Large numbers of yield-hungry banks have gorged on municipal bonds, and the industry’s overall holdings of the paper have edged up.
Since 2008, when the Federal Reserve lowered its policy rate to close to zero, munis have grown by a percentage point to make up about 8.4% of total securities owned by banks. While munis are still a small component of aggregate bond portfolios in an industry that has traditionally favored securities with federal backing — particularly mortgage bonds — many banks have piled in. Over the same time, the median ratio of munis to total securities has nearly doubled, to 20.6%. (The graphic below shows industrywide statistics by asset-size category, and securities allocations over time for a group of large muni investors. Interactive controls are described in the captions.)
The typical small bank has a far larger allocation to munis that the typical large one. Reflecting the structure of an industry populated mostly by little institutions but where assets are concentrated among the largest, the median ratio for banks with less than $10 billion of assets tracks closely with the median ratio for the industry as a whole.

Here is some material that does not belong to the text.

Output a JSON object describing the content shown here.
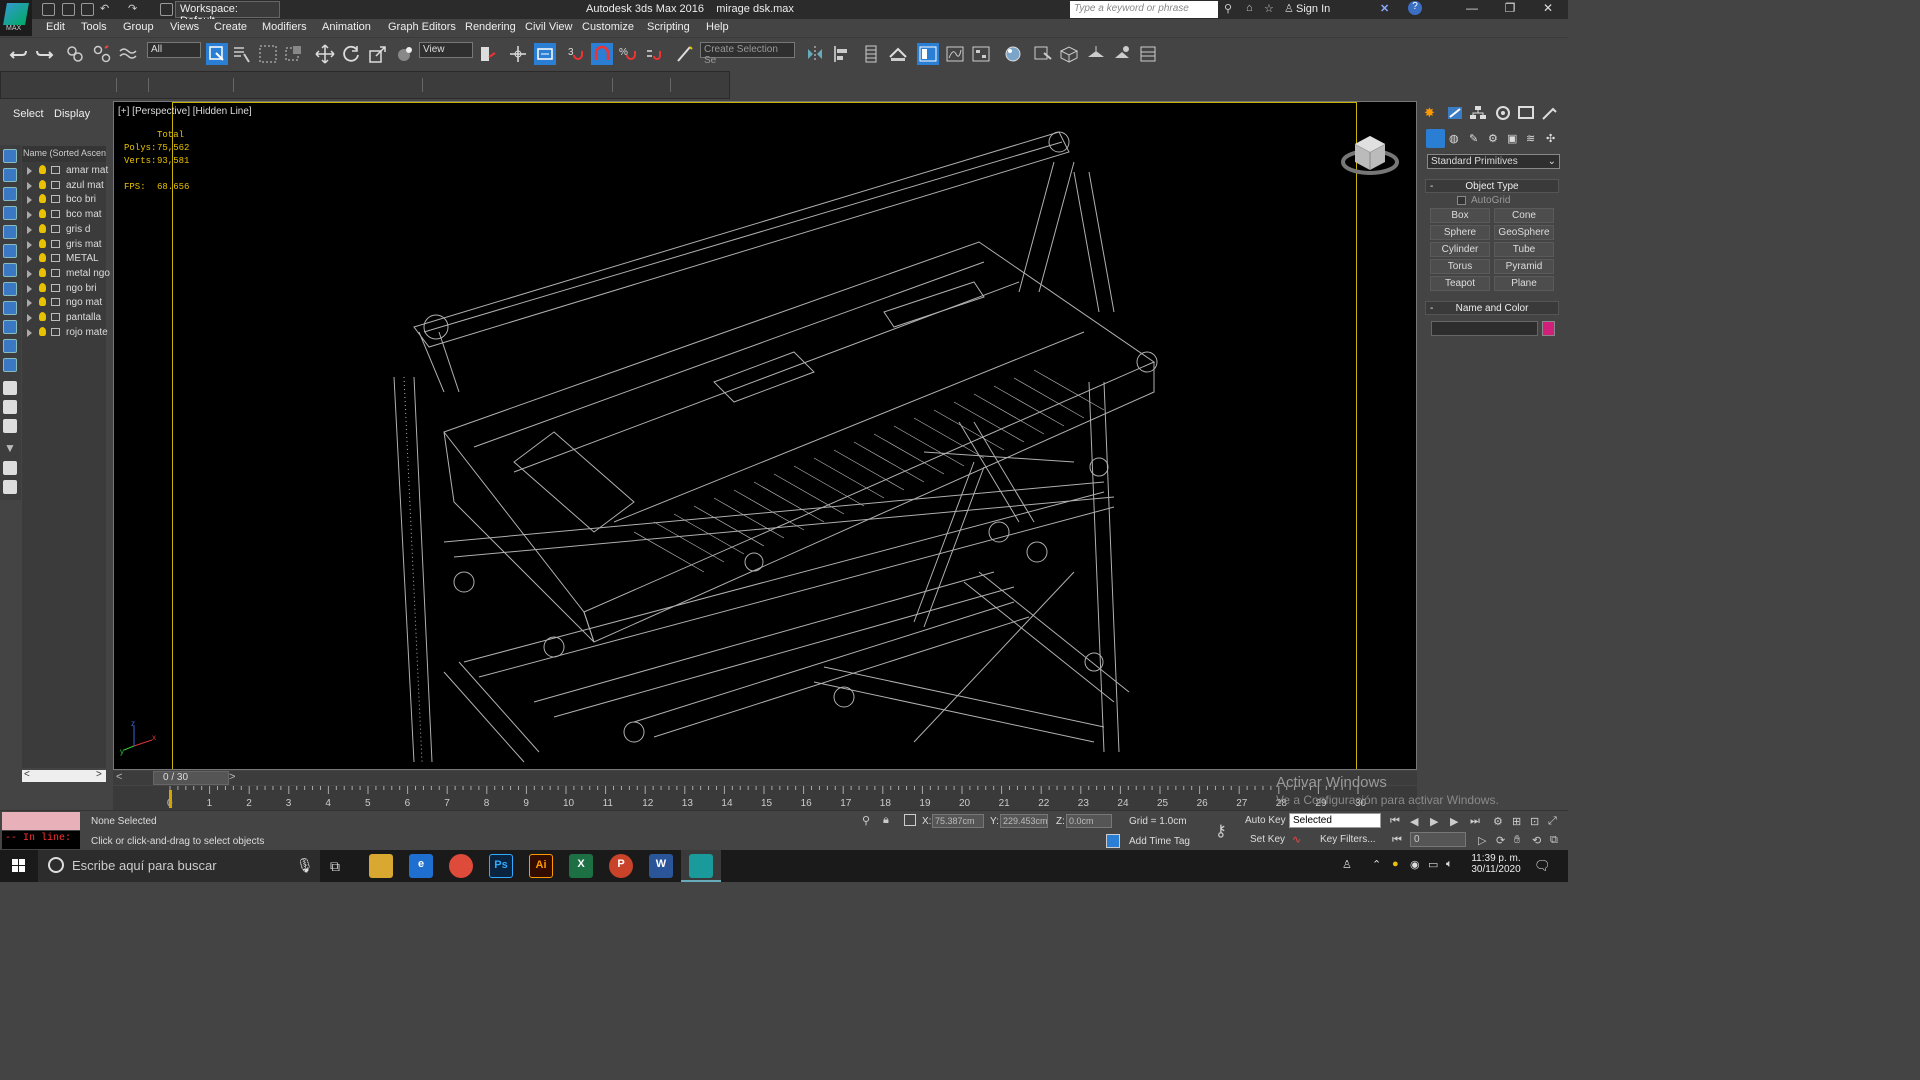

Among banks with more than $10 billion of assets, however, the median ratio of munis to securities was just 3.3% at Sept. 30. That is a notable increase from 1.7% at the end of 2008, but remains well below the aggregate ratio of 5.2% for the asset-size class. (Some large banks, like Cullen/Frost (CFR), Wells Fargo (WFC) and Zions (ZION), have unusually large muni portfolios, plumping the aggregate ratio for the group.)

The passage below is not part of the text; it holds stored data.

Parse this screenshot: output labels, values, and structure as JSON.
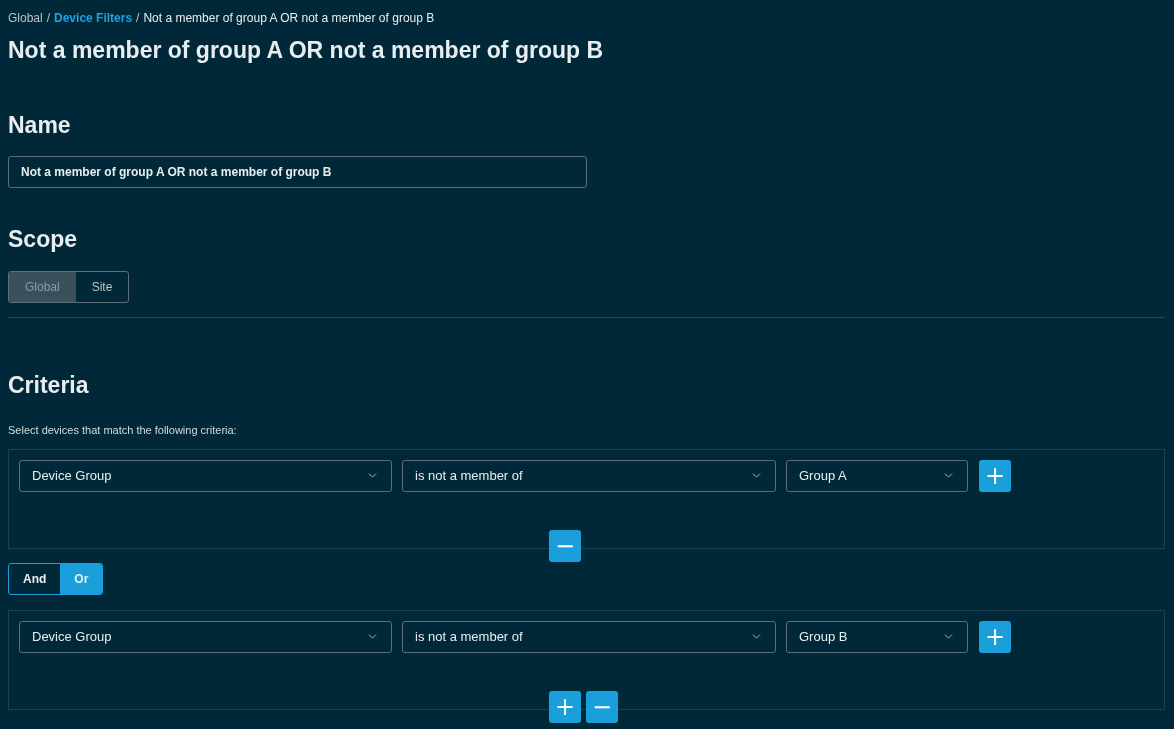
{
  "breadcrumb_separator": "/",
  "breadcrumb": [
    {
      "label": "Global",
      "link": false
    },
    {
      "label": "Device Filters",
      "link": true
    },
    {
      "label": "Not a member of group A OR not a member of group B",
      "link": false
    }
  ],
  "title": "Not a member of group A OR not a member of group B",
  "name": {
    "heading": "Name",
    "value": "Not a member of group A OR not a member of group B"
  },
  "scope": {
    "heading": "Scope",
    "options": [
      {
        "label": "Global",
        "selected": true
      },
      {
        "label": "Site",
        "selected": false
      }
    ]
  },
  "criteria": {
    "heading": "Criteria",
    "instruction": "Select devices that match the following criteria:",
    "groups": [
      {
        "fields": [
          "Device Group",
          "is not a member of",
          "Group A"
        ],
        "row_action": "+",
        "actions": [
          "−"
        ]
      },
      {
        "fields": [
          "Device Group",
          "is not a member of",
          "Group B"
        ],
        "row_action": "+",
        "actions": [
          "+",
          "−"
        ]
      }
    ],
    "operator": [
      {
        "label": "And",
        "selected": false
      },
      {
        "label": "Or",
        "selected": true
      }
    ]
  }
}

Overall, the shift in portfolio weightings has lifted banks’ share of total muni debt outstanding by 3 percentage points since 2008 to 9.4% at Sept. 30, overtaking money market funds’ presence in the market. The inversion mirrors the torrent of cash that has abandoned money funds — more than $1 trillion since 2008 — and materialized in deposit accounts, rerouting the capital available to fund municipalities. (Households are still the largest investors in municipal debt by far, with about 47%, or $1.8 trillion, of the market at Sept. 30.)
To be sure, most banks with large muni portfolios have long been investors in the securities. Of the 3,600 banks where munis accounted for more than 20% of total securities at Sept. 30, about 2,000 also had more than a fifth of their bond portfolios in munis at yearend 2005. Munis made up a larger percentage of bonds at yearend 2005 than they do currently at about 600 of the banks.
The graphic above shows portfolio composition over time at the 100 banks with the largest muni portfolios at Sept. 30 among those with ratios of munis to securities of more than 20%.
At Frost Bank, the principal subsidiary of Cullen/Frost, munis have ticked up in the last two quarters to 30.1% of total securities, but remain below levels at the end of 2009 and 2010.
Nevertheless, ample funding and the search for yield have pushed banks further into a securities class whose outlook largely depends on its tax treatment, a matter of considerable uncertainty because of partisan warfare over the federal budget.